SEATTLE — Guillermo Sanchez survived the KOMO News helicopter crash.
The helicopter landed on his truck and then burst into flames killing the two men on board.
Sanchez, 44, filed a lawsuit with the hopes this kind of accident won't happen again.
On March 18, 2014, Sanchez was driving to work.
The helicopter lifted off the roof of the KOMO building then crashed onto Broad Street at 7:40 a.m. It landed on top of a car and truck waiting at the stop light.
The liftoff was captured on a surveillance camera from a nearby McDonald’s Restaurant.
The huge plume of black smoke and river of burning fuel were recorded on the dash cameras of Seattle police patrol cars.
Sanchez was able to get out of his truck and wanted to help the men in the helicopter. It burst into flames killing KOMO pilot Gary Pfitzner and KOMO photographer Bill Strothman.

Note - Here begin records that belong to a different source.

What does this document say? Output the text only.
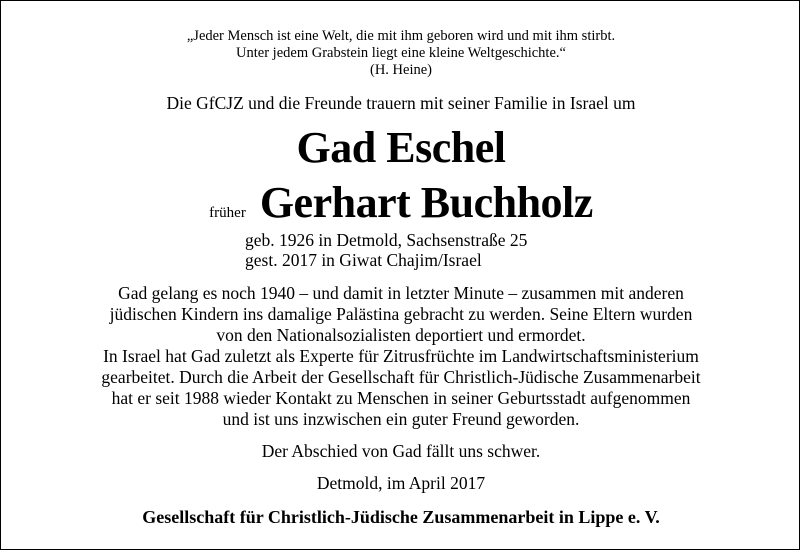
„Jeder Mensch ist eine Welt, die mit ihm geboren wird und mit ihm stirbt.
Unter jedem Grabstein liegt eine kleine Weltgeschichte.“
(H. Heine)
Die GfCJZ und die Freunde trauern mit seiner Familie in Israel um
Gad Eschel
früher Gerhart Buchholz
geb. 1926 in Detmold, Sachsenstraße 25
gest. 2017 in Giwat Chajim/Israel
Gad gelang es noch 1940 – und damit in letzter Minute – zusammen mit anderen
jüdischen Kindern ins damalige Palästina gebracht zu werden. Seine Eltern wurden
von den Nationalsozialisten deportiert und ermordet.
In Israel hat Gad zuletzt als Experte für Zitrusfrüchte im Landwirtschaftsministerium
gearbeitet. Durch die Arbeit der Gesellschaft für Christlich-Jüdische Zusammenarbeit
hat er seit 1988 wieder Kontakt zu Menschen in seiner Geburtsstadt aufgenommen
und ist uns inzwischen ein guter Freund geworden.
Der Abschied von Gad fällt uns schwer.
Detmold, im April 2017
Gesellschaft für Christlich-Jüdische Zusammenarbeit in Lippe e. V.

Alisa Brodkowitz is the attorney for Sanchez. She said Sanchez suffers from PTSD from the crash.
"He saw a helicopter falling onto the roof of his truck. He felt what he thought was the wind of the rotor pass over his head," described Brodkowitz. "He saw the men in the helicopter and he knew he couldn't help them."
Sanchez is suing Airbus (the maker of the helicopter), Sinclair Broadcast Group (which owns KOMO), Helicopters Inc. (the operator of the helicopter), and the pilot's estate.
"This lawsuit is really about preventing anything like this from happening again," said Brodkowitz. "They need to think not only about the safety of the crew but the safety of ground victims."
The other vehicle involved in the accident was driven by Richard Newman. He survived and was severely burned.
His attorney told KIRO 7 that Newman was not interested in talking about the crash on the two-year anniversary.
The National Transportation Safety Board has not completed the investigation.